============================================================================================= Information about the original dataset

Human Activity Recognition Using Smartphones Dataset Version 1.0

Jorge L. Reyes-Ortiz, Davide Anguita, Alessandro Ghio, Luca Oneto. Smartlab - Non Linear Complex Systems Laboratory DITEN - UniversitĂ  degli Studi di Genova. Via Opera Pia 11A, I-16145, Genoa, Italy. activityrecognition@smartlab.ws www.smartlab.ws

The experiments have been carried out with a group of 30 volunteers within an age bracket of 19-48 years. Each person performed six activities (WALKING, WALKING_UPSTAIRS, WALKING_DOWNSTAIRS, SITTING, STANDING, LAYING) wearing a smartphone (Samsung Galaxy S II) on the waist. Using its embedded accelerometer and gyroscope, we captured 3-axial linear acceleration and 3-axial angular velocity at a constant rate of 50Hz. The experiments have been video-recorded to label the data manually. The obtained dataset has been randomly partitioned into two sets, where 70% of the volunteers was selected for generating the training data and 30% the test data.

The sensor signals (accelerometer and gyroscope) were pre-processed by applying noise filters and then sampled in fixed-width sliding windows of 2.56 sec and 50% overlap (128 readings/window). The sensor acceleration signal, which has gravitational and body motion components, was separated using a Butterworth low-pass filter into body acceleration and gravity. The gravitational force is assumed to have only low frequency components, therefore a filter with 0.3 Hz cutoff frequency was used. From each window, a vector of features was obtained by calculating variables from the time and frequency domain.

For each record it is provided:

  • Triaxial acceleration from the accelerometer (total acceleration) and the estimated body acceleration.
  • Triaxial Angular velocity from the gyroscope.
  • A 561-feature vector with time and frequency domain variables.
  • Its activity label.
  • An identifier of the subject who carried out the experiment.

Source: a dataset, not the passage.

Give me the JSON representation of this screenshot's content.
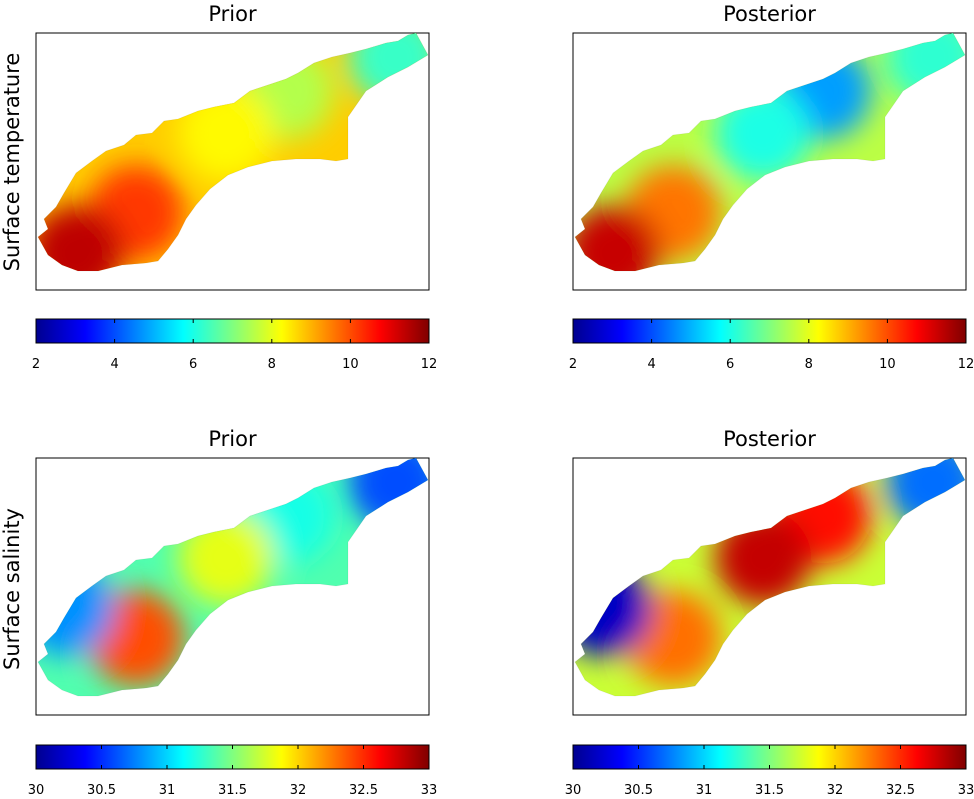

============================================================================================= Information about the analysis files submitted

The tidy data set comes with three files:

  • run_analysis.R: script for performing the analysis.
  • CodeBook.md: code book that describes the variables, the data, and any transformations or work that were performed to clean up the data.
  • README.md: This file that explains what the analysis files did.

============================================================================================= Information about the analysis steps in "run_analysis.R"

(This information is also available together with r code in "run_analysis.R")

1.Merges the training and the test sets to create one data set.

  • Read in subject/X/y from the training set; combine them into 1 data frame called "data.train".
  • Read in subject/X/y from the test set; combine them into 1 data frame called "data.test".
  • Combine the training and test data frames into 1 data frame called "data"; delete other temporary data frames.

2.Extracts only the measurements on the mean and standard deviation for each measurement.

  • Read in the names of the selected features; use these names to update the colnames of "data".
  • Select only measurements on the mean and standard deviation; subtract these measurements to generate a new data frame called "data2" ('Subject' and 'Activity' are also subtracted for "data2").

3.Uses descriptive activity names to name the activities in the data set.

  • Read in the activity number and names.
  • Use actual names to replace the numbers for activities in "data2".

4.Appropriately labels the data set with descriptive variable names.

  • Get the original variable names from "data2".
  • Replace the abbreviations with full words; delete the additional symbols; seperate words with a dot.
  • Use the updated variable names to rename the variables in "data2".

5.Creates a second, independent tidy data set with the average of each variable for each activity and each subject.

  • Split the measurements data of 'data2' by activity and subject;
  • get the average of each variable for each activity and each subject;
  • create a new data frame called "data3" to store these averaged values.
  • The row names of "data3" are actually "subject"."activity";
  • split the row names back to "subject" and "activity".
  • Add the variables "subject" and "activity" back to "data3";
  • update their colnames and delete the rownames.
  • Output 'data3' to a table file as the final tidy data set.